The Word’s admonition for husbands to love their wives as their own bodies is a good example of this. Who among us is going to treat our own body abusively (deliberately – not through poor diet choices, etc.) Granted there are some people who do hurt themselves – but we can hardly say that is a good thing! We don’t like pain and we go out of our way to avoid it. That is respect for ourselves – I respect my own feelings enough not to deliberately violate them. We are fundamentally created to avoid hurting ourselves – that’s what nerve endings and pain receptors are for! I consider my leg to be just as important as the rest of me. Same with my eye or my foot. That is respect. There is NO element of choosing “less” or “greater.”
In a marriage relationship, respect cannot be one-sided. That will be a relationship destined for abuse on some level. The minute there is a heirarchy, there is some element of disrespect, because there is an expectation that some are “above” others. That means, by default, that those others are “less” or “lower” than those above them.
This is so simply logical, and yet, it is denied. You can put all the words on it you want like “equal but with different roles” – and it is still a higher-lower relationship – which is one of disrespect. Equal with different roles would be equal with different roles, not hierarchical with different roles.
It’s exactly like the prejudiced idea of racial “equality” popularly phrased “equal but separate” – that wasn’t equality of value or respect! I don’t care what words or fancy explanations you want to concoct – it is still disrespect. If one person is “lower” than the other in a heirarchy, that is disrespect at the most basic level – and therefore disrespectful throughout. You cannot have an uneven foundation and expect the building to be level – or secure.
This idea of disrespect in hierarchy is fundamentally in opposition of everything Jesus taught. He gave up His “rights” and put Himself in the lowest position – and instructed husbands to do the same.

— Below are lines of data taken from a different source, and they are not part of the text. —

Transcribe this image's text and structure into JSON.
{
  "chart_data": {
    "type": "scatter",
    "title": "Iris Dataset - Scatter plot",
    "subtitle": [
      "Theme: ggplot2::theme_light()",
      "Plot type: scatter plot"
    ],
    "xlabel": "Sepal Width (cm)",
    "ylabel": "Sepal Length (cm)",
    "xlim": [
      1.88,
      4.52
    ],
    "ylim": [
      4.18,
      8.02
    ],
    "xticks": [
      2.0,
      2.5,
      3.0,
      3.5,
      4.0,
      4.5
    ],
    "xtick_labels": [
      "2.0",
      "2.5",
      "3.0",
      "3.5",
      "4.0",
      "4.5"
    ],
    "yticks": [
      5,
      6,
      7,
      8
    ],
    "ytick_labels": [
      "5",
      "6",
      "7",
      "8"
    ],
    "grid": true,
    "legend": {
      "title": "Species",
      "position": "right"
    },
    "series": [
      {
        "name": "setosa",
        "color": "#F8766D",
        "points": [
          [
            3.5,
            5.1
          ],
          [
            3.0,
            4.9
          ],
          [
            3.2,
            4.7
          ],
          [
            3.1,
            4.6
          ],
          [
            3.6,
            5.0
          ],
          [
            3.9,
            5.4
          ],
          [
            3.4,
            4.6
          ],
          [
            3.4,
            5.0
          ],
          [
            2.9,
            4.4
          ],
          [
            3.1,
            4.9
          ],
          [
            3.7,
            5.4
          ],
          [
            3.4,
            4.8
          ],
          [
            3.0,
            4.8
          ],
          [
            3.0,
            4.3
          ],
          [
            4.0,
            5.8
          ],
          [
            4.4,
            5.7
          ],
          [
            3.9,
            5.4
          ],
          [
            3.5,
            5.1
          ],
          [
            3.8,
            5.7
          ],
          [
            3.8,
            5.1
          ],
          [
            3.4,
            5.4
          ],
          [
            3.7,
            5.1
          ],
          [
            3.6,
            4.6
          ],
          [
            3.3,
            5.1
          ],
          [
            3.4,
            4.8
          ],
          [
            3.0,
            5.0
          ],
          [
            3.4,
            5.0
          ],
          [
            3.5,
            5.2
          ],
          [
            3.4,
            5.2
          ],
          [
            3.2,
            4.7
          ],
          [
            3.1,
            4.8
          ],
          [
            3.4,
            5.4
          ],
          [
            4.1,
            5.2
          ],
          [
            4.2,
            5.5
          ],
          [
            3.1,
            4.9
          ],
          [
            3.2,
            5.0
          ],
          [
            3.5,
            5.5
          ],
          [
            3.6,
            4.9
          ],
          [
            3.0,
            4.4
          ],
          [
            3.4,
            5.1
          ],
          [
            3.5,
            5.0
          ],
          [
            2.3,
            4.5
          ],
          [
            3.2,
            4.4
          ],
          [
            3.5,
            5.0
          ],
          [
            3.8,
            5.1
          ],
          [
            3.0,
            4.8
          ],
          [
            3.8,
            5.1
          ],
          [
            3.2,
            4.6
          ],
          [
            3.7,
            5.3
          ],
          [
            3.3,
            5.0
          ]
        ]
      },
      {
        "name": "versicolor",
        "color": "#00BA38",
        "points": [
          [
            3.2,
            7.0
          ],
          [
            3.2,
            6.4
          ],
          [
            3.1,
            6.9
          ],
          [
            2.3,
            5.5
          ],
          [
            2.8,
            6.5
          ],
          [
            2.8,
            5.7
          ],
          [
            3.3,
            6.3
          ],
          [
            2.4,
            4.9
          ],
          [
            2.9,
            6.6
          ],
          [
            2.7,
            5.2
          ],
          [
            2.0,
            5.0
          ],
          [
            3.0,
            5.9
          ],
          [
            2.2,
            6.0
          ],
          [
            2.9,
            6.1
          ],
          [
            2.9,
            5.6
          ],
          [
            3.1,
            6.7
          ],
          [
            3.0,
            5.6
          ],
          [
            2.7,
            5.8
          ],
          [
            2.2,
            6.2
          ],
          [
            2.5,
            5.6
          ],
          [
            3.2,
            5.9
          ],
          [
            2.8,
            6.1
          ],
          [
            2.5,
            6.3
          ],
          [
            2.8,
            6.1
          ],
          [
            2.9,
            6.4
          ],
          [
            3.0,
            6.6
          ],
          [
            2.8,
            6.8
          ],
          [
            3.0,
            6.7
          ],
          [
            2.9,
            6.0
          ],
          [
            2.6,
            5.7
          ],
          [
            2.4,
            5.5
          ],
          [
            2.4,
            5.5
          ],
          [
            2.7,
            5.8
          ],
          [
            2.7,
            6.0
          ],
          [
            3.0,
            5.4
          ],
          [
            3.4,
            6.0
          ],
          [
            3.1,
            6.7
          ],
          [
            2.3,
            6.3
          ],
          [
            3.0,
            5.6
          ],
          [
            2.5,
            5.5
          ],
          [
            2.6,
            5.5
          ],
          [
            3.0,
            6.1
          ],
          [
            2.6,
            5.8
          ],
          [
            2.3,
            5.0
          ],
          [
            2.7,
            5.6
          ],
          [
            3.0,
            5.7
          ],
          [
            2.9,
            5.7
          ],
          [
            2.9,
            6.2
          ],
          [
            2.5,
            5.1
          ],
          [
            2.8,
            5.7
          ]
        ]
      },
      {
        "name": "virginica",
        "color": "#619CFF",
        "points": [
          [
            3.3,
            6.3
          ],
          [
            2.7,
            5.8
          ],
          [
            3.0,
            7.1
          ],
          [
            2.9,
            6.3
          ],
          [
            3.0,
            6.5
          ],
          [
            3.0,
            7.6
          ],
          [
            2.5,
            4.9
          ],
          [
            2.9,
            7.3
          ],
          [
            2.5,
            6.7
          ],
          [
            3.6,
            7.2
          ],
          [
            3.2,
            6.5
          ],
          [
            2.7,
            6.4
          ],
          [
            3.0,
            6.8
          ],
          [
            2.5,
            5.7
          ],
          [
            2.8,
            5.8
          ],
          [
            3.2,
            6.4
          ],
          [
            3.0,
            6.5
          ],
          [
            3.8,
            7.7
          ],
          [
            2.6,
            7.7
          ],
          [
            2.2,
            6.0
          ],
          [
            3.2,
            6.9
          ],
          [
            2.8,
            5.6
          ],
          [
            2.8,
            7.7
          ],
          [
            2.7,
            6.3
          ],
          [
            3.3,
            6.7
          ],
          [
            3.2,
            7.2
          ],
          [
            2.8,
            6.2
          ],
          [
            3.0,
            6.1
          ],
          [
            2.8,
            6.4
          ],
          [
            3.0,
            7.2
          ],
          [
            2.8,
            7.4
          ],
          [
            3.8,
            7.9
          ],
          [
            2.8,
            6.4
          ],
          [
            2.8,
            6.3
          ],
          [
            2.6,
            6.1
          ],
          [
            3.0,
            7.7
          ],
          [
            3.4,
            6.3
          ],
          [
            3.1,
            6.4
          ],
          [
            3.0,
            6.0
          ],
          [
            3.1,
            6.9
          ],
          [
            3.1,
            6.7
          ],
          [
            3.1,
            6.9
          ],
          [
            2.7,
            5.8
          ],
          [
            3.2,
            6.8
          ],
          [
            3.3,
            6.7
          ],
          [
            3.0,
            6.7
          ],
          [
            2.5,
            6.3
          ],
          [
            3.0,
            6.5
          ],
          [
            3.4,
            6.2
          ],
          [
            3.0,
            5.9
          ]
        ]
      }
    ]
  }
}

That doesn’t sound like the hierarchical system the church teaches at all. In fact, it would put husbands as EQUAL to their wives. What a novel concept.
We also have to remember the cultural paradigm of the time when Jesus spoke. In that culture men owned women – women had no rights. They were very little different than slaves – which makes it that much more interesting that the passages about wives and slaves are seen in close proximity in the Word.
Without attempting to directly attack the cultural reality of the day, Jesus effectively overturned it by telling husbands to put themselves in the position of servant to their wives. We interpret that through the lenses of our culture, which does not include slavery. So we think of “servant” as just someone who does nice things for someone else or helps out with the household tasks. We MUST understand it the way Jesus meant it when He said it.
Slaves had the least status of everyone. Jesus told men NOT to lord over their wives (that was His paradigm of leadership across the board, stated elsewhere) – but instead to be the servants in the relationship – to voluntarily take the lowest position in the culturally-expected hierarchical system of the time. That would make them equal to the women, slaves and children rather than being “over” them in a hierarchical system.
If we interpret the rest of the admonitions on marriage from this fundamental perspective, it changes everything.
On a side note — would that make Jesus the original radical feminist??? I think not. And it doesn’t make me one either. It just makes me a Biblical literalist – who believes that taking the Bible literally means taking the entire thing in context, rather than picking out bits and creating doctrines on verses here and there. Hmm – how strange and wicked – and radical – is that?